Lo ribadisco: sarebbe un bellissimo segno se si spostasse la data della magnificente Tim Cup in virtù dell'assegnazione della Coppa degli splendidamente poveri, poveri come quelli che si son sparati per paura delle tasse, poveri come i cassanintegrati, poveri come il 60% buono dell'Italia tutta. Poveri e ricchissimi laddove un sorriso non costa nulla ed è per quello che fa così paura a chi vorrebbe venderti anche l'aria, poveri di soldi e ricchi di anima: a chi il vero merito, a chi spetta dettare regole giuste per il futuro ormai presente?

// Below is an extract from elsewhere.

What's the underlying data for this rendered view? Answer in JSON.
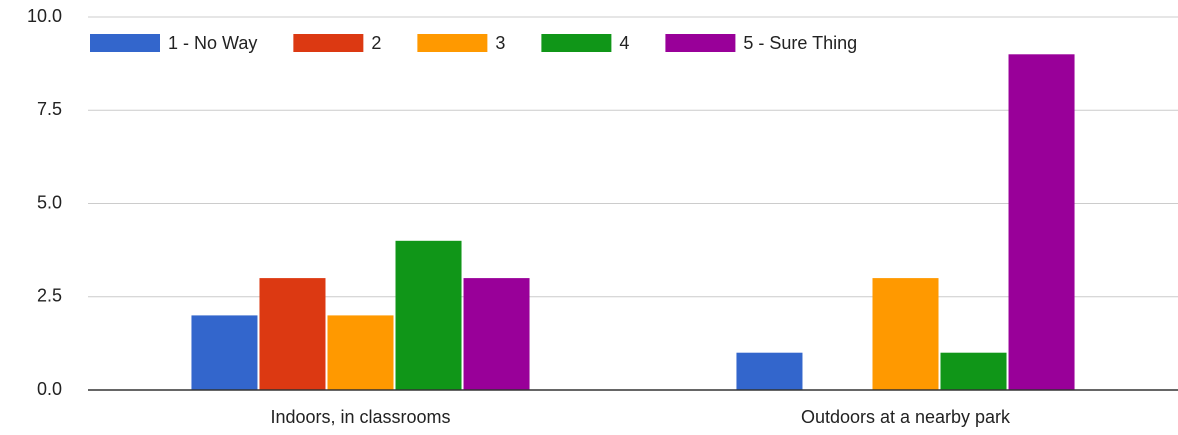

Splendida, dolce, poverissima, immensa, fortissima squadra mia. Poi ci resta ancora il fato, che tra Torino e Napoli di magia se ne consuma molta e pare che il Dio Toro che si manifesta con tuoni e fulmini abbia già opzionato i cieli del nordovest italiano per tutto il week end sciogliendo ogni dubbio su di chi sia il cielo e la terra domenica.


Che festa sia allora e festa baganta, e magari sarebbe immenso come il cielo ed il mare vedere tutta la notte girare per Torino le bandiere delle due più popolari e spledide comunità sportive d'Italia.